A May report by the Washington DC-based trade association, the Beer Institute wasn’t encouraging news for the many who work in the beer biz…In fact it was a total buzz-kill!
Here’s the deal….
After decades of growth (much of it due to the emerging craft beer industry) the Beer institute is projecting that beer shipments could drop by as much as 3% in 2018 compounding the 1.3% decline we saw last year.
Even the BI’s best-case scenario which estimates a 1% volume drop this year was sobering….

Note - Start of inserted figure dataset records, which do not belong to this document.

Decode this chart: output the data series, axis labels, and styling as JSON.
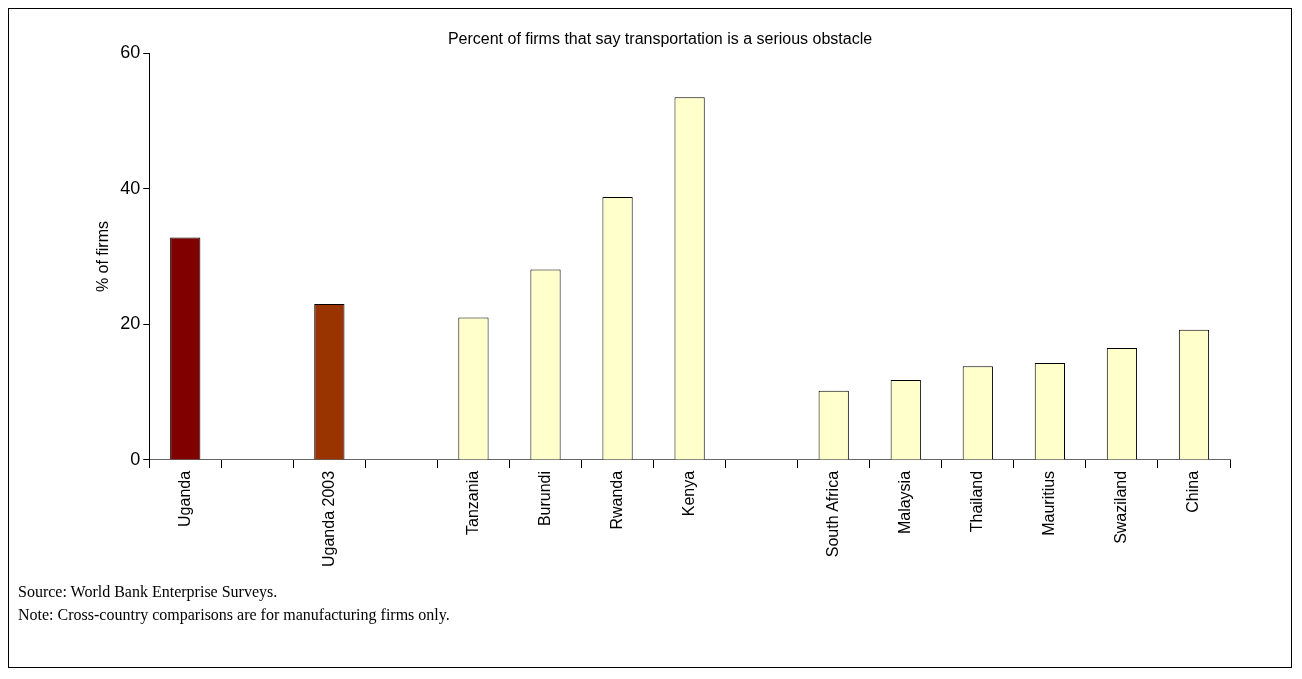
{
  "chart_data": {
    "type": "bar",
    "title": "Percent of firms that say transportation is a serious obstacle",
    "ylabel": "% of firms",
    "categories": [
      "Uganda",
      null,
      "Uganda 2003",
      null,
      "Tanzania",
      "Burundi",
      "Rwanda",
      "Kenya",
      null,
      "South Africa",
      "Malaysia",
      "Thailand",
      "Mauritius",
      "Swaziland",
      "China"
    ],
    "values": [
      32.8,
      null,
      23.0,
      null,
      21.0,
      28.1,
      38.8,
      53.5,
      null,
      10.2,
      11.8,
      13.8,
      14.3,
      16.5,
      19.2
    ],
    "colors": [
      "#800000",
      null,
      "#993300",
      null,
      "#ffffcc",
      "#ffffcc",
      "#ffffcc",
      "#ffffcc",
      null,
      "#ffffcc",
      "#ffffcc",
      "#ffffcc",
      "#ffffcc",
      "#ffffcc",
      "#ffffcc"
    ],
    "ylim": [
      0,
      60
    ],
    "yticks": [
      0,
      20,
      40,
      60
    ],
    "annotations": [
      "Source: World Bank Enterprise Surveys.",
      "Note: Cross-country comparisons are for manufacturing firms only."
    ]
  }
}
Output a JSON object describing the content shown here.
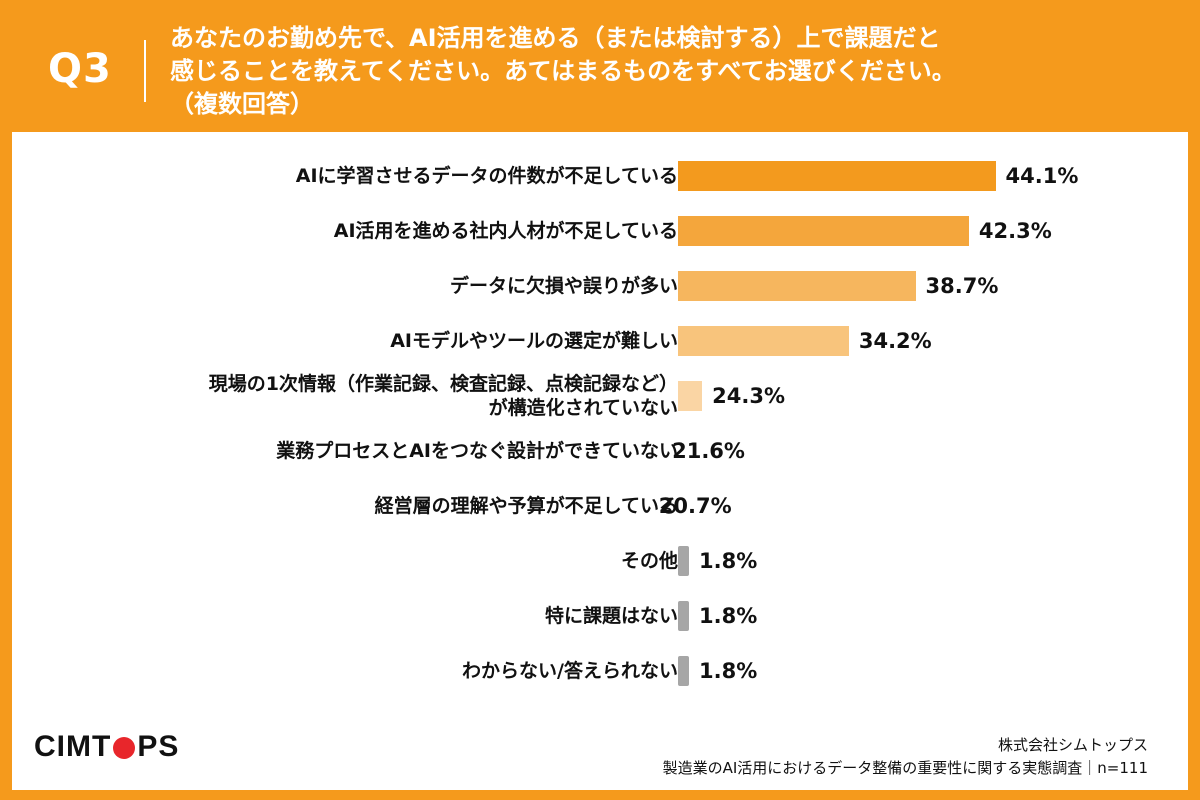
{
  "header": {
    "q_label": "Q3",
    "question": "あなたのお勤め先で、AI活用を進める（または検討する）上で課題だと\n感じることを教えてください。あてはまるものをすべてお選びください。\n（複数回答）"
  },
  "footer": {
    "logo_prefix": "CIMT",
    "logo_suffix": "PS",
    "company": "株式会社シムトップス",
    "survey": "製造業のAI活用におけるデータ整備の重要性に関する実態調査｜n=111"
  },
  "chart_data": {
    "type": "bar",
    "orientation": "horizontal",
    "categories": [
      "AIに学習させるデータの件数が不足している",
      "AI活用を進める社内人材が不足している",
      "データに欠損や誤りが多い",
      "AIモデルやツールの選定が難しい",
      "現場の1次情報（作業記録、検査記録、点検記録など）\nが構造化されていない",
      "業務プロセスとAIをつなぐ設計ができていない",
      "経営層の理解や予算が不足している",
      "その他",
      "特に課題はない",
      "わからない/答えられない"
    ],
    "values": [
      44.1,
      42.3,
      38.7,
      34.2,
      24.3,
      21.6,
      20.7,
      1.8,
      1.8,
      1.8
    ],
    "value_labels": [
      "44.1%",
      "42.3%",
      "38.7%",
      "34.2%",
      "24.3%",
      "21.6%",
      "20.7%",
      "1.8%",
      "1.8%",
      "1.8%"
    ],
    "colors": [
      "#f39a1e",
      "#f4a63c",
      "#f6b65e",
      "#f8c47c",
      "#fad5a4",
      "#fbe1c0",
      "#fdeedd",
      "#a6a6a6",
      "#a6a6a6",
      "#a6a6a6"
    ],
    "xlim": [
      0,
      50
    ],
    "grid": false,
    "legend": "none"
  }
}
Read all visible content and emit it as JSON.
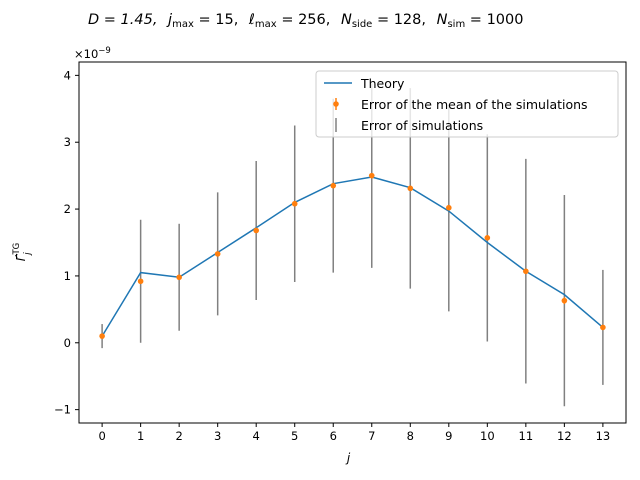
{
  "chart_data": {
    "type": "line",
    "title": "D = 1.45,  j_max = 15,  ℓ_max = 256,  N_side = 128,  N_sim = 1000",
    "title_parts": {
      "D": "D = 1.45,",
      "j": "j",
      "j_sub": "max",
      "j_val": " = 15,",
      "l": "ℓ",
      "l_sub": "max",
      "l_val": " = 256,",
      "n1": "N",
      "n1_sub": "side",
      "n1_val": " = 128,",
      "n2": "N",
      "n2_sub": "sim",
      "n2_val": " = 1000"
    },
    "xlabel": "j",
    "ylabel": "Γ̂",
    "ylabel_sup": "TG",
    "ylabel_sub": "j",
    "y_multiplier": {
      "base": "×10",
      "exp": "−9"
    },
    "xlim": [
      -0.6,
      13.6
    ],
    "ylim": [
      -1.2,
      4.2
    ],
    "x": [
      0,
      1,
      2,
      3,
      4,
      5,
      6,
      7,
      8,
      9,
      10,
      11,
      12,
      13
    ],
    "xticks": [
      0,
      1,
      2,
      3,
      4,
      5,
      6,
      7,
      8,
      9,
      10,
      11,
      12,
      13
    ],
    "yticks": [
      -1,
      0,
      1,
      2,
      3,
      4
    ],
    "grid": false,
    "legend_position": "top-right",
    "series": [
      {
        "name": "Theory",
        "kind": "line",
        "color": "#1f77b4",
        "values": [
          0.1,
          1.05,
          0.98,
          1.35,
          1.72,
          2.1,
          2.38,
          2.48,
          2.32,
          1.97,
          1.5,
          1.07,
          0.72,
          0.23
        ]
      },
      {
        "name": "Error of the mean of the simulations",
        "kind": "errorbar-points",
        "color": "#ff7f0e",
        "values": [
          0.1,
          0.92,
          0.98,
          1.33,
          1.68,
          2.08,
          2.35,
          2.5,
          2.31,
          2.02,
          1.57,
          1.07,
          0.63,
          0.23
        ],
        "errors": [
          0.02,
          0.03,
          0.03,
          0.03,
          0.03,
          0.04,
          0.04,
          0.04,
          0.04,
          0.04,
          0.04,
          0.04,
          0.05,
          0.03
        ]
      },
      {
        "name": "Error of simulations",
        "kind": "errorbar",
        "color": "#808080",
        "center": [
          0.1,
          0.92,
          0.98,
          1.33,
          1.68,
          2.08,
          2.35,
          2.5,
          2.31,
          2.02,
          1.57,
          1.07,
          0.63,
          0.23
        ],
        "errors": [
          0.18,
          0.92,
          0.8,
          0.92,
          1.04,
          1.17,
          1.3,
          1.38,
          1.5,
          1.55,
          1.55,
          1.68,
          1.58,
          0.86
        ]
      }
    ]
  }
}
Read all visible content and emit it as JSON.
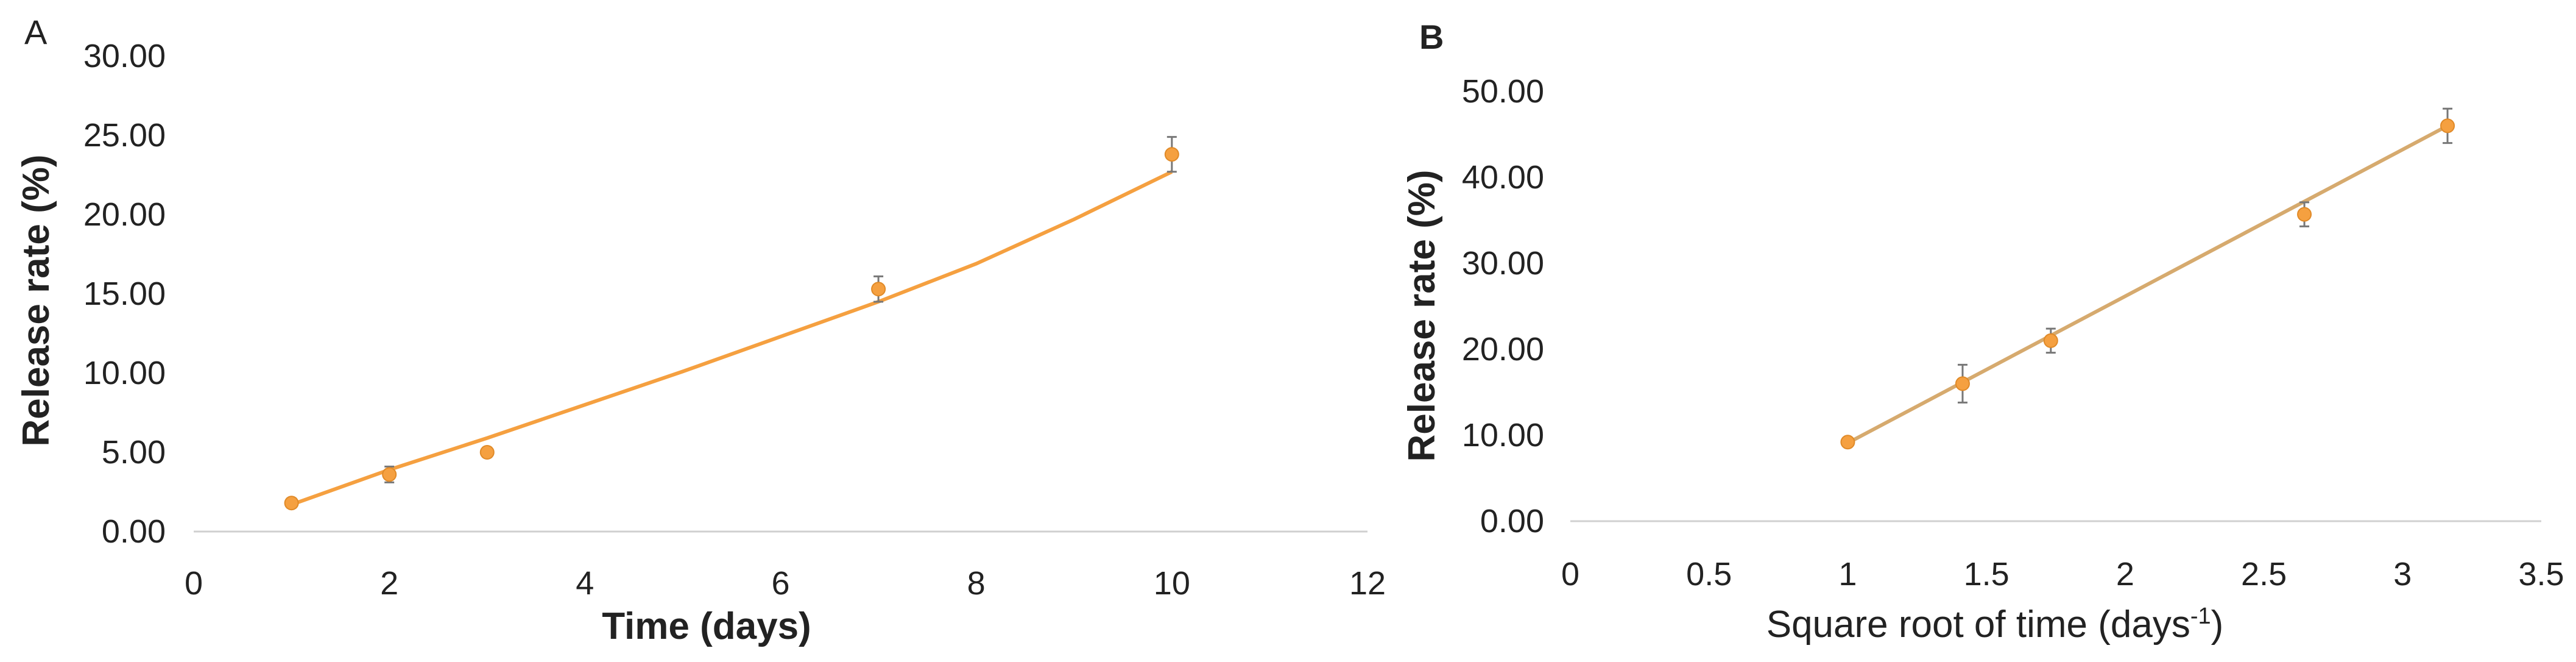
{
  "chart_data": [
    {
      "type": "scatter",
      "panel_label": "A",
      "xlabel": "Time (days)",
      "ylabel": "Release rate (%)",
      "xlim": [
        0,
        12
      ],
      "ylim": [
        0,
        30
      ],
      "x_ticks": [
        0,
        2,
        4,
        6,
        8,
        10,
        12
      ],
      "y_ticks": [
        "0.00",
        "5.00",
        "10.00",
        "15.00",
        "20.00",
        "25.00",
        "30.00"
      ],
      "y_tick_values": [
        0,
        5,
        10,
        15,
        20,
        25,
        30
      ],
      "grid": false,
      "legend": "none",
      "series": [
        {
          "x": [
            1,
            2,
            3,
            7,
            10
          ],
          "y": [
            1.8,
            3.6,
            5.0,
            15.3,
            23.8
          ],
          "error": [
            0.3,
            0.5,
            0.3,
            0.8,
            1.1
          ]
        }
      ],
      "trendline": {
        "x": [
          1,
          2,
          3,
          4,
          5,
          6,
          7,
          8,
          9,
          10
        ],
        "y": [
          1.7,
          3.9,
          5.9,
          8.0,
          10.1,
          12.3,
          14.5,
          16.9,
          19.7,
          22.7
        ]
      },
      "colors": {
        "marker": "#f5a040",
        "line": "#f5a040",
        "error": "#777777"
      }
    },
    {
      "type": "scatter",
      "panel_label": "B",
      "xlabel": "Square root of time (days",
      "xlabel_sup": "-1",
      "xlabel_end": ")",
      "ylabel": "Release rate (%)",
      "xlim": [
        0,
        3.5
      ],
      "ylim": [
        0,
        50
      ],
      "x_ticks": [
        "0",
        "0.5",
        "1",
        "1.5",
        "2",
        "2.5",
        "3",
        "3.5"
      ],
      "x_tick_values": [
        0,
        0.5,
        1,
        1.5,
        2,
        2.5,
        3,
        3.5
      ],
      "y_ticks": [
        "0.00",
        "10.00",
        "20.00",
        "30.00",
        "40.00",
        "50.00"
      ],
      "y_tick_values": [
        0,
        10,
        20,
        30,
        40,
        50
      ],
      "grid": false,
      "legend": "none",
      "series": [
        {
          "x": [
            1.0,
            1.414,
            1.732,
            2.646,
            3.162
          ],
          "y": [
            9.2,
            16.0,
            21.0,
            35.7,
            46.0
          ],
          "error": [
            0.4,
            2.2,
            1.4,
            1.4,
            2.0
          ]
        }
      ],
      "trendline": {
        "x": [
          1.0,
          3.162
        ],
        "y": [
          9.1,
          46.0
        ]
      },
      "colors": {
        "marker": "#f5a040",
        "line": "#d6aa6e",
        "error": "#777777"
      }
    }
  ]
}
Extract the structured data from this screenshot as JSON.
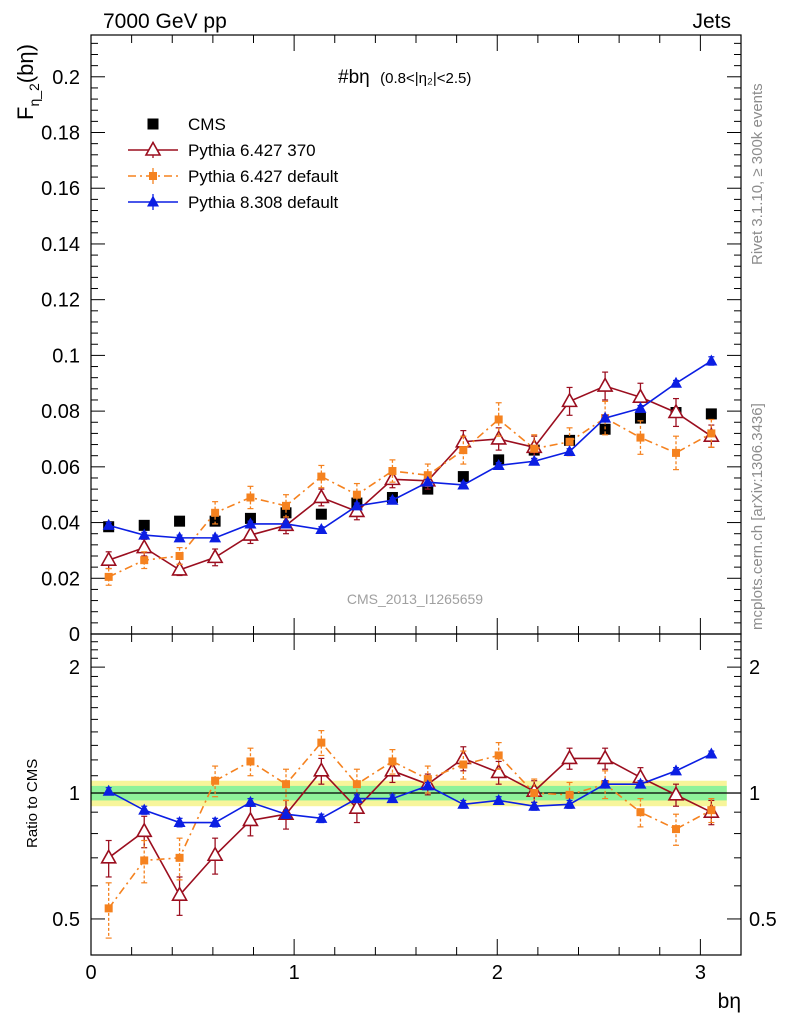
{
  "header": {
    "left": "7000 GeV pp",
    "right": "Jets"
  },
  "side_text": {
    "rivet": "Rivet 3.1.10, ≥ 300k events",
    "mcplots": "mcplots.cern.ch [arXiv:1306.3436]"
  },
  "plot_title": "#bη",
  "plot_subtitle": "(0.8<|η₂|<2.5)",
  "watermark": "CMS_2013_I1265659",
  "top_ylabel": "F_η_2(bη)",
  "ratio_ylabel": "Ratio to CMS",
  "xlabel": "bη",
  "chart_data": [
    {
      "type": "scatter",
      "panel": "main",
      "ylim": [
        0,
        0.215
      ],
      "xlim": [
        0,
        3.2
      ],
      "yticks": [
        "0",
        "0.02",
        "0.04",
        "0.06",
        "0.08",
        "0.1",
        "0.12",
        "0.14",
        "0.16",
        "0.18",
        "0.2"
      ],
      "x": [
        0.087,
        0.262,
        0.436,
        0.611,
        0.785,
        0.96,
        1.134,
        1.309,
        1.484,
        1.658,
        1.833,
        2.007,
        2.182,
        2.356,
        2.531,
        2.705,
        2.88,
        3.054
      ],
      "legend_position": "top-left",
      "series": [
        {
          "name": "CMS",
          "color": "#000000",
          "marker": "square",
          "line": "none",
          "values": [
            0.0385,
            0.039,
            0.0405,
            0.0405,
            0.0415,
            0.0435,
            0.043,
            0.047,
            0.049,
            0.052,
            0.0565,
            0.0625,
            0.066,
            0.0695,
            0.0735,
            0.0775,
            0.0795,
            0.079
          ],
          "errors": [
            0.001,
            0.001,
            0.001,
            0.001,
            0.001,
            0.001,
            0.001,
            0.001,
            0.001,
            0.001,
            0.001,
            0.001,
            0.001,
            0.001,
            0.001,
            0.001,
            0.001,
            0.001
          ]
        },
        {
          "name": "Pythia 6.427 370",
          "color": "#9b0e1f",
          "marker": "triangle-open",
          "line": "solid",
          "values": [
            0.0265,
            0.031,
            0.023,
            0.0275,
            0.0355,
            0.039,
            0.049,
            0.044,
            0.0555,
            0.055,
            0.069,
            0.07,
            0.067,
            0.0835,
            0.089,
            0.085,
            0.0795,
            0.071
          ],
          "errors": [
            0.003,
            0.003,
            0.002,
            0.003,
            0.003,
            0.003,
            0.003,
            0.003,
            0.003,
            0.003,
            0.004,
            0.004,
            0.004,
            0.005,
            0.005,
            0.005,
            0.005,
            0.004
          ]
        },
        {
          "name": "Pythia 6.427 default",
          "color": "#f5821f",
          "marker": "square-small",
          "line": "dashdot",
          "values": [
            0.0205,
            0.0265,
            0.028,
            0.0435,
            0.049,
            0.046,
            0.0565,
            0.05,
            0.0585,
            0.057,
            0.066,
            0.077,
            0.0665,
            0.069,
            0.0775,
            0.0705,
            0.065,
            0.072
          ],
          "errors": [
            0.003,
            0.003,
            0.003,
            0.004,
            0.004,
            0.004,
            0.004,
            0.004,
            0.004,
            0.004,
            0.005,
            0.006,
            0.005,
            0.005,
            0.006,
            0.006,
            0.006,
            0.005
          ]
        },
        {
          "name": "Pythia 8.308 default",
          "color": "#0b1ee3",
          "marker": "triangle",
          "line": "solid",
          "values": [
            0.039,
            0.0355,
            0.0345,
            0.0345,
            0.0395,
            0.0395,
            0.0375,
            0.046,
            0.048,
            0.0545,
            0.0535,
            0.0605,
            0.062,
            0.0655,
            0.0775,
            0.081,
            0.09,
            0.098
          ],
          "errors": [
            0.001,
            0.001,
            0.001,
            0.001,
            0.001,
            0.001,
            0.001,
            0.001,
            0.001,
            0.001,
            0.001,
            0.001,
            0.001,
            0.001,
            0.001,
            0.001,
            0.001,
            0.0015
          ]
        }
      ]
    },
    {
      "type": "scatter",
      "panel": "ratio",
      "scale": "log",
      "ylim": [
        0.41,
        2.4
      ],
      "xlim": [
        0,
        3.2
      ],
      "yticks": [
        "0.5",
        "1",
        "2"
      ],
      "xticks": [
        "0",
        "1",
        "2",
        "3"
      ],
      "x": [
        0.087,
        0.262,
        0.436,
        0.611,
        0.785,
        0.96,
        1.134,
        1.309,
        1.484,
        1.658,
        1.833,
        2.007,
        2.182,
        2.356,
        2.531,
        2.705,
        2.88,
        3.054
      ],
      "band_inner": 0.04,
      "band_outer": 0.07,
      "series": [
        {
          "name": "Pythia 6.427 370",
          "color": "#9b0e1f",
          "marker": "triangle-open",
          "line": "solid",
          "values": [
            0.7,
            0.81,
            0.57,
            0.71,
            0.86,
            0.89,
            1.13,
            0.92,
            1.13,
            1.05,
            1.21,
            1.12,
            1.01,
            1.21,
            1.21,
            1.09,
            0.99,
            0.9
          ],
          "errors": [
            0.07,
            0.07,
            0.06,
            0.07,
            0.07,
            0.07,
            0.08,
            0.07,
            0.07,
            0.06,
            0.08,
            0.07,
            0.06,
            0.07,
            0.07,
            0.06,
            0.06,
            0.06
          ]
        },
        {
          "name": "Pythia 6.427 default",
          "color": "#f5821f",
          "marker": "square-small",
          "line": "dashdot",
          "values": [
            0.53,
            0.69,
            0.7,
            1.07,
            1.19,
            1.05,
            1.32,
            1.05,
            1.19,
            1.08,
            1.17,
            1.23,
            1.0,
            0.99,
            1.05,
            0.9,
            0.82,
            0.91
          ],
          "errors": [
            0.08,
            0.08,
            0.08,
            0.09,
            0.09,
            0.09,
            0.09,
            0.09,
            0.08,
            0.08,
            0.09,
            0.09,
            0.08,
            0.07,
            0.08,
            0.07,
            0.07,
            0.06
          ]
        },
        {
          "name": "Pythia 8.308 default",
          "color": "#0b1ee3",
          "marker": "triangle",
          "line": "solid",
          "values": [
            1.01,
            0.91,
            0.85,
            0.85,
            0.95,
            0.89,
            0.87,
            0.97,
            0.97,
            1.04,
            0.94,
            0.96,
            0.93,
            0.94,
            1.05,
            1.05,
            1.13,
            1.24
          ],
          "errors": [
            0.02,
            0.02,
            0.02,
            0.02,
            0.02,
            0.02,
            0.02,
            0.02,
            0.02,
            0.02,
            0.02,
            0.02,
            0.02,
            0.02,
            0.02,
            0.02,
            0.02,
            0.02
          ]
        }
      ]
    }
  ]
}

“While I’d very sincerely love to be wrong, I’m predicting another down year for beer,” said BI chief economist Michael Ulrich on Twitter. “Beer has HEAVY headwinds that it’s facing: tariffs and other market distortions, declining penetration especially in the 21-25 y/o range.”
The Beer Institute’s estimate comes after a brutal 2017…
Value beer was the only segment to grow in the 12-month period (never a good sign when the overall beer segment is declining) and beer continued to lose market share to wine and spirits falling below 50% for the first time.
Meanwhile, the previously unstoppable craft segment slowed, although products sold directly to consumers through taprooms, brewpubs remained strong.
And with the falling US dollar, import growth “slowed dramatically” in 2017 according to the Beer Institute, and as Just Drinks noted ‘almost all of the growth was in Mexican beer.”